Big graphs occur naturally in many applications, most obviously in social networks, but also in many other areas such as biology and forensics. Current approaches to processing large graphs use either supercomputers or very large clusters. In both cases the entire graph must reside in memory before it can be processed. We are pursuing an alternative approach, processing graphs from secondary storage. While this comes with a performance penalty, it makes analytics on very large graphs feasible on a small number of commodity machines.
We have developed two systems, one for a single machine and one for a cluster of machines. X-Stream, the single machine solution, aims to make all secondary storage access sequential. It uses two techniques to achieve this goal, edge-centric processing and streaming partitions. Chaos, the cluster solution, starts from the observation that there is little benefit to locality when accessing data from secondary storage over a high-speed network. As a result, Chaos spreads graph data uniformly randomly over storage devices, and uses randomized access to achieve I/O balance. Chaos furthermore uses work stealing to achieve computational load balance. By using these techniques, it avoids the need for expensive partitioning during pre-processing, while still achieving good scaling behavior. With Chaos we have been able to process an 8-trillion-edge graph on 32 machines, a new milestone for graph size on a small cluster. I will describe both systems and their performance on a number of benchmarks and in comparison to state-of-the-art alternatives.

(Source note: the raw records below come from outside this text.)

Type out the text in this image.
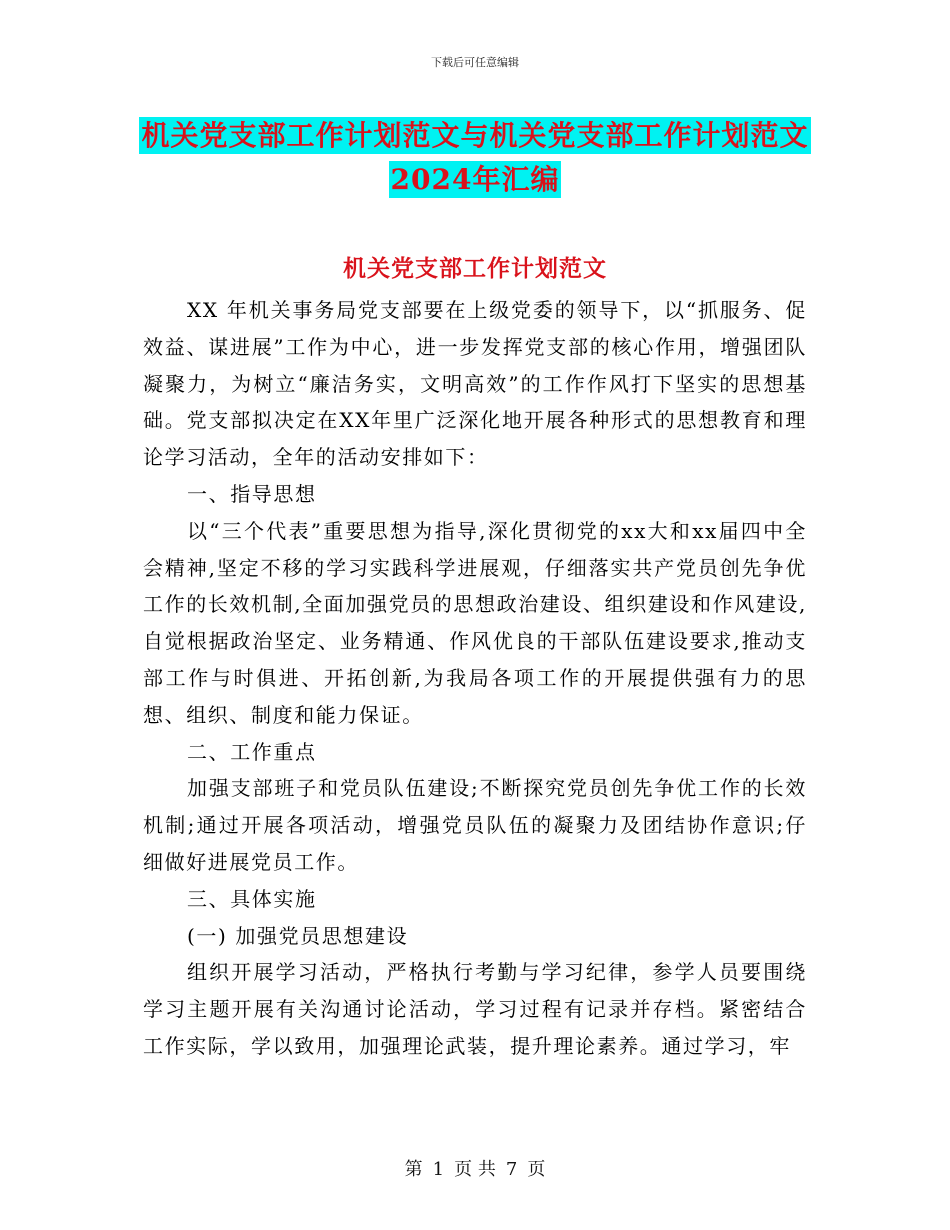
下载后可任意编辑
机关党支部工作计划范文与机关党支部工作计划范文
2024年汇编
机关党支部工作计划范文

XX 年机关事务局党支部要在上级党委的领导下，以“抓服务、促效益、谋进展”工作为中心，进一步发挥党支部的核心作用，增强团队凝聚力，为树立“廉洁务实，文明高效”的工作作风打下坚实的思想基础。党支部拟决定在XX年里广泛深化地开展各种形式的思想教育和理论学习活动，全年的活动安排如下：

一、指导思想

以“三个代表”重要思想为指导,深化贯彻党的xx大和xx届四中全会精神,坚定不移的学习实践科学进展观，仔细落实共产党员创先争优工作的长效机制,全面加强党员的思想政治建设、组织建设和作风建设,自觉根据政治坚定、业务精通、作风优良的干部队伍建设要求,推动支部工作与时俱进、开拓创新,为我局各项工作的开展提供强有力的思想、组织、制度和能力保证。

二、工作重点

加强支部班子和党员队伍建设;不断探究党员创先争优工作的长效机制;通过开展各项活动，增强党员队伍的凝聚力及团结协作意识;仔细做好进展党员工作。

三、具体实施

(一) 加强党员思想建设

组织开展学习活动，严格执行考勤与学习纪律，参学人员要围绕学习主题开展有关沟通讨论活动，学习过程有记录并存档。紧密结合工作实际，学以致用，加强理论武装，提升理论素养。通过学习，牢

第 1 页 共 7 页
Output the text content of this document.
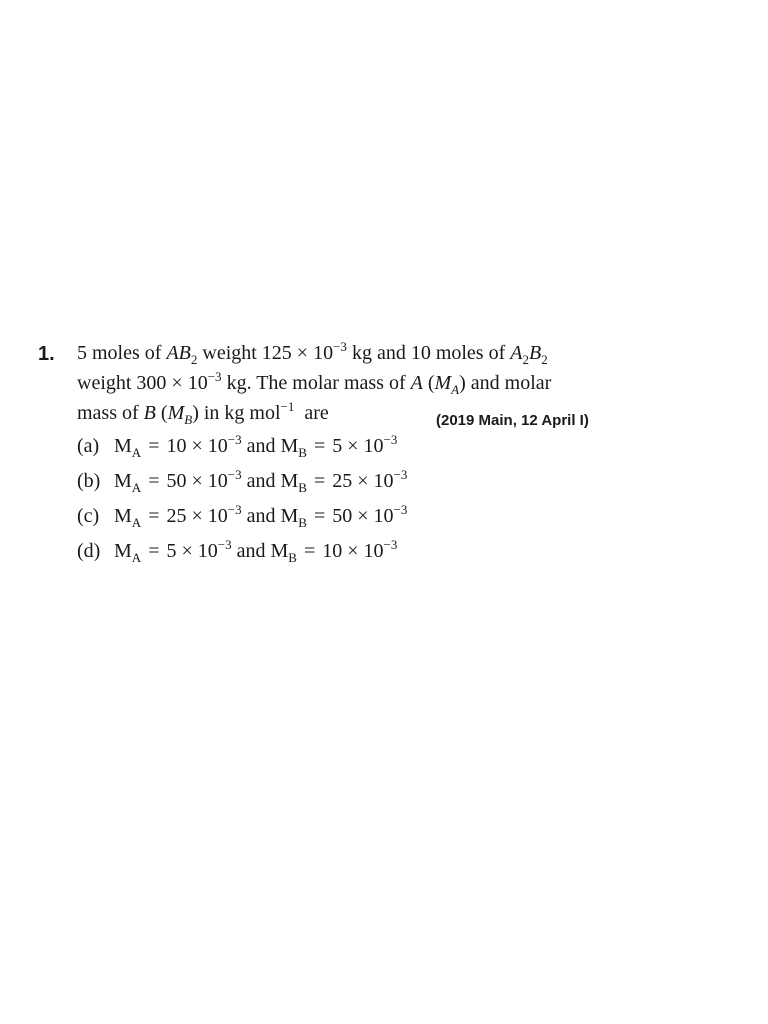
1. 5 moles of $AB_2$ weight $125 \times 10^{-3}$ kg and 10 moles of $A_2B_2$
weight $300 \times 10^{-3}$ kg. The molar mass of A $(M_A)$ and molar
mass of B $(M_B)$ in kg mol$^{-1}$  are	(2019 Main, 12 April I)
(a) $M_A = 10 \times 10^{-3}$ and $M_B = 5 \times 10^{-3}$
(b) $M_A = 50 \times 10^{-3}$ and $M_B = 25 \times 10^{-3}$
(c) $M_A = 25 \times 10^{-3}$ and $M_B = 50 \times 10^{-3}$
(d) $M_A = 5 \times 10^{-3}$ and $M_B = 10 \times 10^{-3}$
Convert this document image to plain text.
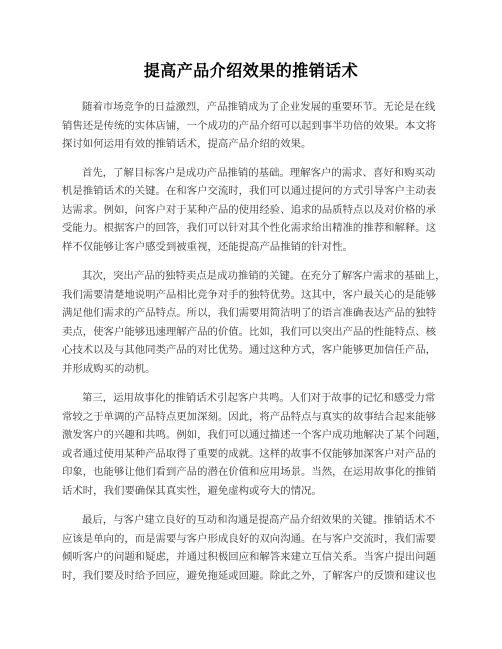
提高产品介绍效果的推销话术
随着市场竞争的日益激烈，产品推销成为了企业发展的重要环节。无论是在线
销售还是传统的实体店铺，一个成功的产品介绍可以起到事半功倍的效果。本文将
探讨如何运用有效的推销话术，提高产品介绍的效果。
首先，了解目标客户是成功产品推销的基础。理解客户的需求、喜好和购买动
机是推销话术的关键。在和客户交流时，我们可以通过提问的方式引导客户主动表
达需求。例如，问客户对于某种产品的使用经验、追求的品质特点以及对价格的承
受能力。根据客户的回答，我们可以针对其个性化需求给出精准的推荐和解释。这
样不仅能够让客户感受到被重视，还能提高产品推销的针对性。
其次，突出产品的独特卖点是成功推销的关键。在充分了解客户需求的基础上，
我们需要清楚地说明产品相比竞争对手的独特优势。这其中，客户最关心的是能够
满足他们需求的产品特点。所以，我们需要用简洁明了的语言准确表达产品的独特
卖点，使客户能够迅速理解产品的价值。比如，我们可以突出产品的性能特点、核
心技术以及与其他同类产品的对比优势。通过这种方式，客户能够更加信任产品，
并形成购买的动机。
第三，运用故事化的推销话术引起客户共鸣。人们对于故事的记忆和感受力常
常较之于单调的产品特点更加深刻。因此，将产品特点与真实的故事结合起来能够
激发客户的兴趣和共鸣。例如，我们可以通过描述一个客户成功地解决了某个问题，
或者通过使用某种产品取得了重要的成就。这样的故事不仅能够加深客户对产品的
印象，也能够让他们看到产品的潜在价值和应用场景。当然，在运用故事化的推销
话术时，我们要确保其真实性，避免虚构或夸大的情况。
最后，与客户建立良好的互动和沟通是提高产品介绍效果的关键。推销话术不
应该是单向的，而是需要与客户形成良好的双向沟通。在与客户交流时，我们需要
倾听客户的问题和疑虑，并通过积极回应和解答来建立互信关系。当客户提出问题
时，我们要及时给予回应，避免拖延或回避。除此之外，了解客户的反馈和建议也
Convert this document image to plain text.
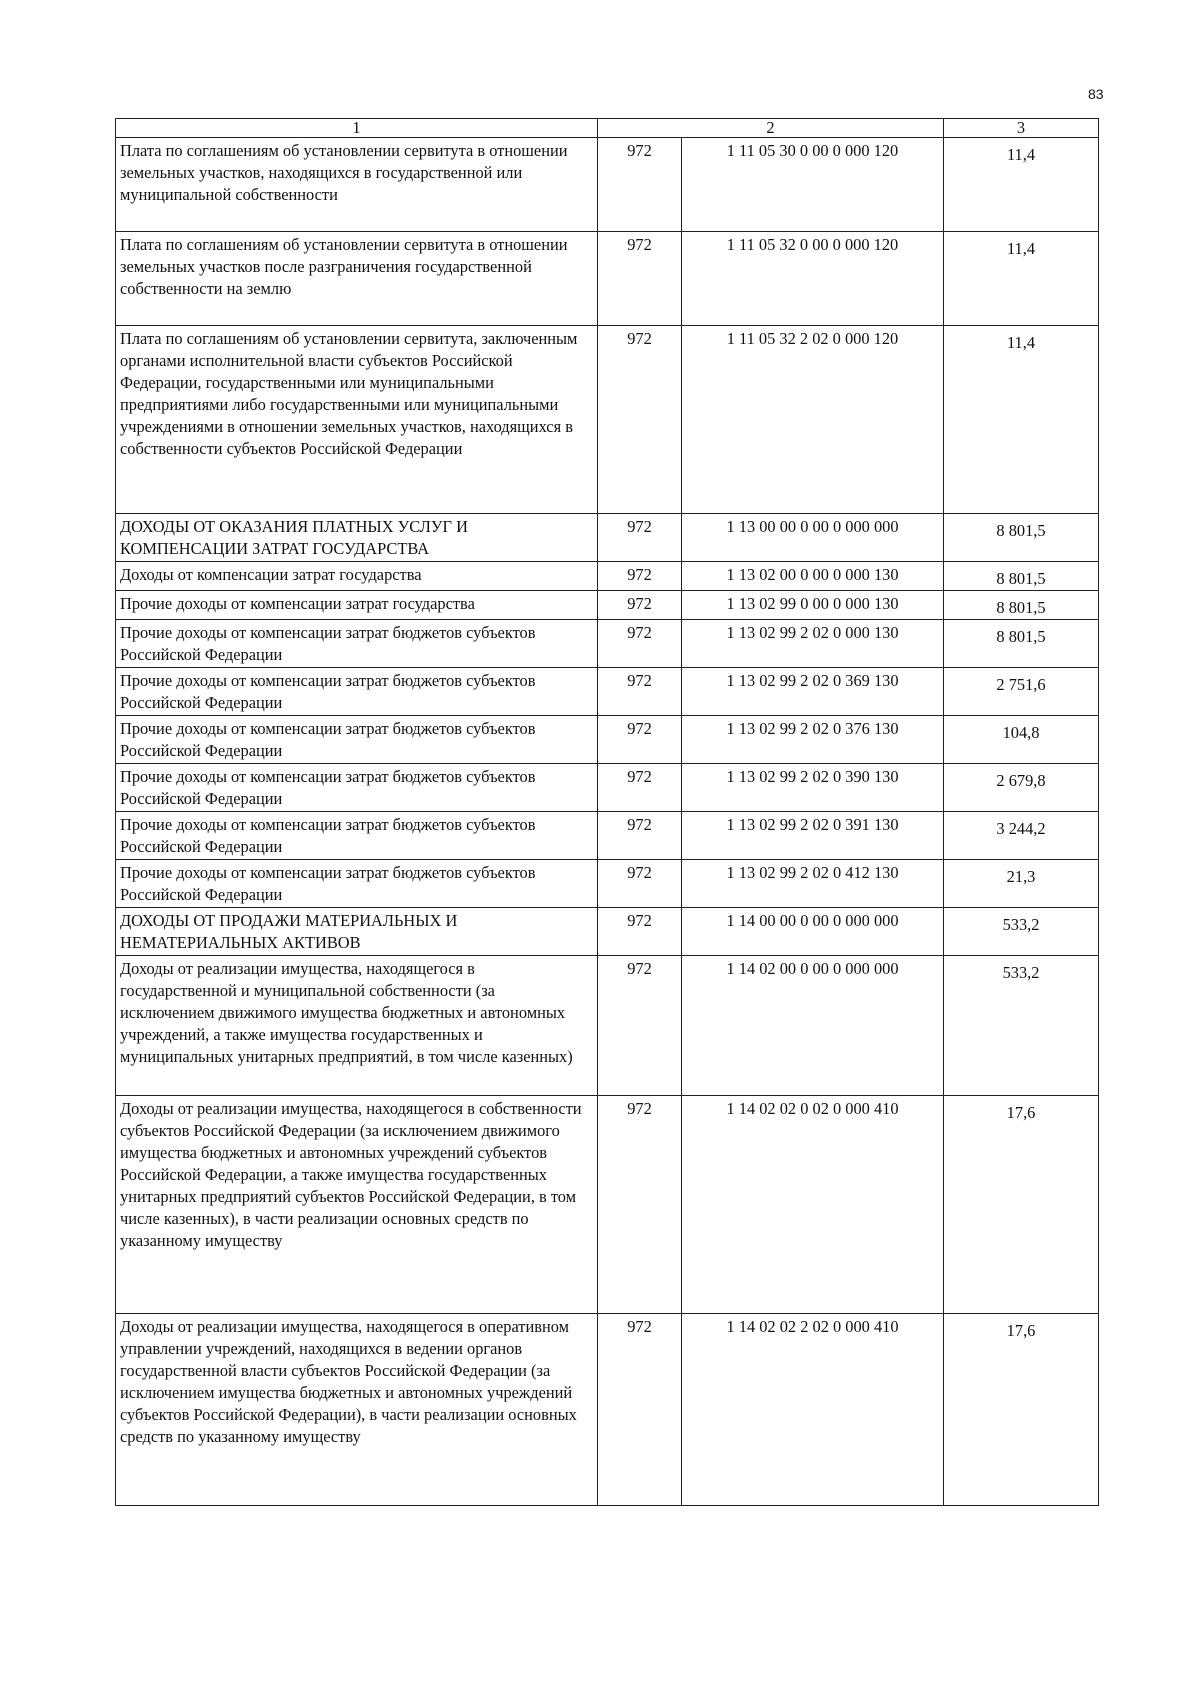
83
1	2		3
Плата по соглашениям об установлении сервитута в отношении земельных участков, находящихся в государственной или муниципальной собственности	972	1 11 05 30 0 00 0 000 120	11,4
Плата по соглашениям об установлении сервитута в отношении земельных участков после разграничения государственной собственности на землю	972	1 11 05 32 0 00 0 000 120	11,4
Плата по соглашениям об установлении сервитута, заключенным органами исполнительной власти субъектов Российской Федерации, государственными или муниципальными предприятиями либо государственными или муниципальными учреждениями в отношении земельных участков, находящихся в собственности субъектов Российской Федерации	972	1 11 05 32 2 02 0 000 120	11,4
ДОХОДЫ ОТ ОКАЗАНИЯ ПЛАТНЫХ УСЛУГ И КОМПЕНСАЦИИ ЗАТРАТ ГОСУДАРСТВА	972	1 13 00 00 0 00 0 000 000	8 801,5
Доходы от компенсации затрат государства	972	1 13 02 00 0 00 0 000 130	8 801,5
Прочие доходы от компенсации затрат государства	972	1 13 02 99 0 00 0 000 130	8 801,5
Прочие доходы от компенсации затрат бюджетов субъектов Российской Федерации	972	1 13 02 99 2 02 0 000 130	8 801,5
Прочие доходы от компенсации затрат бюджетов субъектов Российской Федерации	972	1 13 02 99 2 02 0 369 130	2 751,6
Прочие доходы от компенсации затрат бюджетов субъектов Российской Федерации	972	1 13 02 99 2 02 0 376 130	104,8
Прочие доходы от компенсации затрат бюджетов субъектов Российской Федерации	972	1 13 02 99 2 02 0 390 130	2 679,8
Прочие доходы от компенсации затрат бюджетов субъектов Российской Федерации	972	1 13 02 99 2 02 0 391 130	3 244,2
Прочие доходы от компенсации затрат бюджетов субъектов Российской Федерации	972	1 13 02 99 2 02 0 412 130	21,3
ДОХОДЫ ОТ ПРОДАЖИ МАТЕРИАЛЬНЫХ И НЕМАТЕРИАЛЬНЫХ АКТИВОВ	972	1 14 00 00 0 00 0 000 000	533,2
Доходы от реализации имущества, находящегося в государственной и муниципальной собственности (за исключением движимого имущества бюджетных и автономных учреждений, а также имущества государственных и муниципальных унитарных предприятий, в том числе казенных)	972	1 14 02 00 0 00 0 000 000	533,2
Доходы от реализации имущества, находящегося в собственности субъектов Российской Федерации (за исключением движимого имущества бюджетных и автономных учреждений субъектов Российской Федерации, а также имущества государственных унитарных предприятий субъектов Российской Федерации, в том числе казенных), в части реализации основных средств по указанному имуществу	972	1 14 02 02 0 02 0 000 410	17,6
Доходы от реализации имущества, находящегося в оперативном управлении учреждений, находящихся в ведении органов государственной власти субъектов Российской Федерации (за исключением имущества бюджетных и автономных учреждений субъектов Российской Федерации), в части реализации основных средств по указанному имуществу	972	1 14 02 02 2 02 0 000 410	17,6
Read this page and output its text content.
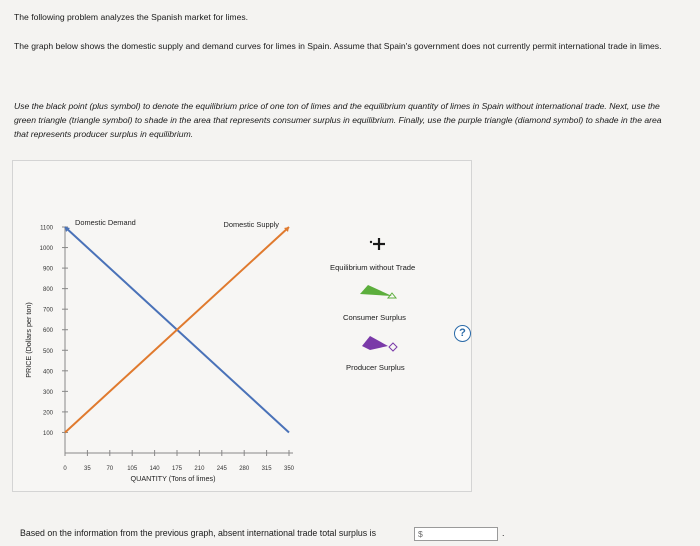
The following problem analyzes the Spanish market for limes.
The graph below shows the domestic supply and demand curves for limes in Spain. Assume that Spain's government does not currently permit international trade in limes.
Use the black point (plus symbol) to denote the equilibrium price of one ton of limes and the equilibrium quantity of limes in Spain without international trade. Next, use the green triangle (triangle symbol) to shade in the area that represents consumer surplus in equilibrium. Finally, use the purple triangle (diamond symbol) to shade in the area that represents producer surplus in equilibrium.
100
200
300
400
500
600
700
800
900
1000
1100
0	35	70 105 140 175 210 245 280 315 350
QUANTITY (Tons of limes)
PRICE (Dollars per ton)
Domestic Demand	Domestic Supply
?
Equilibrium without Trade
Consumer Surplus
Producer Surplus
Based on the information from the previous graph, absent international trade total surplus is	$	.
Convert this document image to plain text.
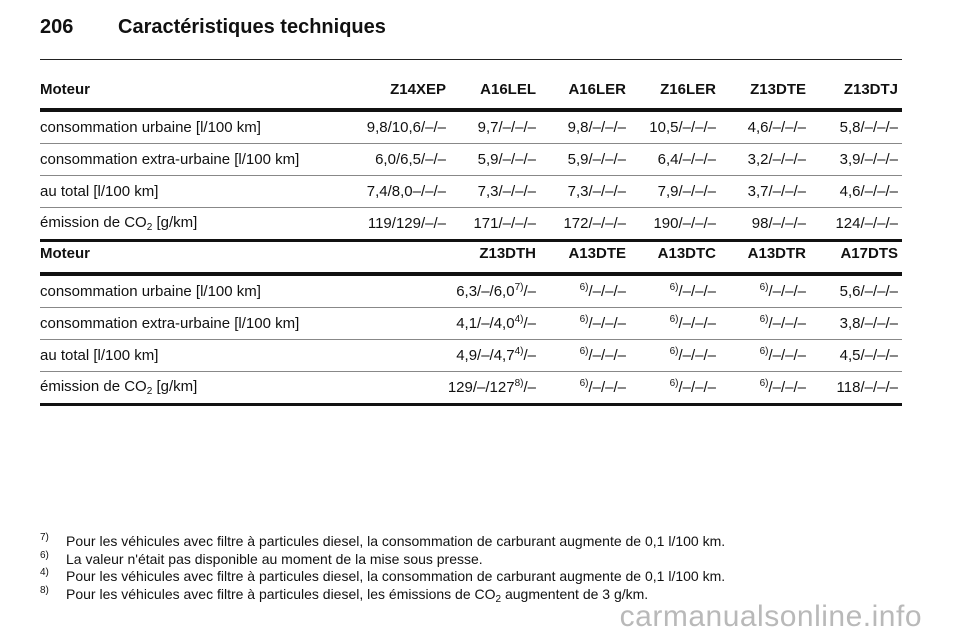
206	Caractéristiques techniques
Moteur	Z14XEP	A16LEL	A16LER	Z16LER	Z13DTE	Z13DTJ
consommation urbaine [l/100 km]	9,8/10,6/–/–	9,7/–/–/–	9,8/–/–/–	10,5/–/–/–	4,6/–/–/–	5,8/–/–/–
consommation extra-urbaine [l/100 km]	6,0/6,5/–/–	5,9/–/–/–	5,9/–/–/–	6,4/–/–/–	3,2/–/–/–	3,9/–/–/–
au total [l/100 km]	7,4/8,0–/–/–	7,3/–/–/–	7,3/–/–/–	7,9/–/–/–	3,7/–/–/–	4,6/–/–/–
émission de $CO_2$ [g/km]	119/129/–/–	171/–/–/–	172/–/–/–	190/–/–/–	98/–/–/–	124/–/–/–
Moteur	Z13DTH	A13DTE	A13DTC	A13DTR	A17DTS
consommation urbaine [l/100 km]	6,3/–/6,0$^{7)}$/–	$^{6)}$/–/–/–	$^{6)}$/–/–/–	$^{6)}$/–/–/–	5,6/–/–/–
consommation extra-urbaine [l/100 km]	4,1/–/4,0$^{4)}$/–	$^{6)}$/–/–/–	$^{6)}$/–/–/–	$^{6)}$/–/–/–	3,8/–/–/–
au total [l/100 km]	4,9/–/4,7$^{4)}$/–	$^{6)}$/–/–/–	$^{6)}$/–/–/–	$^{6)}$/–/–/–	4,5/–/–/–
émission de $CO_2$ [g/km]	129/–/127$^{8)}$/–	$^{6)}$/–/–/–	$^{6)}$/–/–/–	$^{6)}$/–/–/–	118/–/–/–
7)	Pour les véhicules avec filtre à particules diesel, la consommation de carburant augmente de 0,1 l/100 km.
6)	La valeur n'était pas disponible au moment de la mise sous presse.
4)	Pour les véhicules avec filtre à particules diesel, la consommation de carburant augmente de 0,1 l/100 km.
8)	Pour les véhicules avec filtre à particules diesel, les émissions de $CO_2$ augmentent de 3 g/km.
carmanualsonline.info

This is joint work with Laurent Bindschaedler (EPFL), Jasmina Malicevic (EPFL) and Amitabha Roy (Intel Labs).
Willy Zwaenepoel received his BS/MS from the University of Gent, Belgium, and his PhD from Stanford University. He is currently a Professor of Computer Science at EPFL. Before he has held appointments as Professor of Computer Science and Electrical Engineering at Rice University, and as Dean of the School of Computer and Communication Sciences at EPFL. His interests are in operating systems and distributed systems. He is a Fellow of the ACM and the IEEE, he has received the IEEE Kanai Award and several best paper awards, and is a member of the Belgian and European Academies. He has also been involved in a number of startups, including BugBuster (acquired by AppDynamics), iMimic (acquired by Ironport/Cisco), Midokura and Nutanix (Nasdaq:NTNX).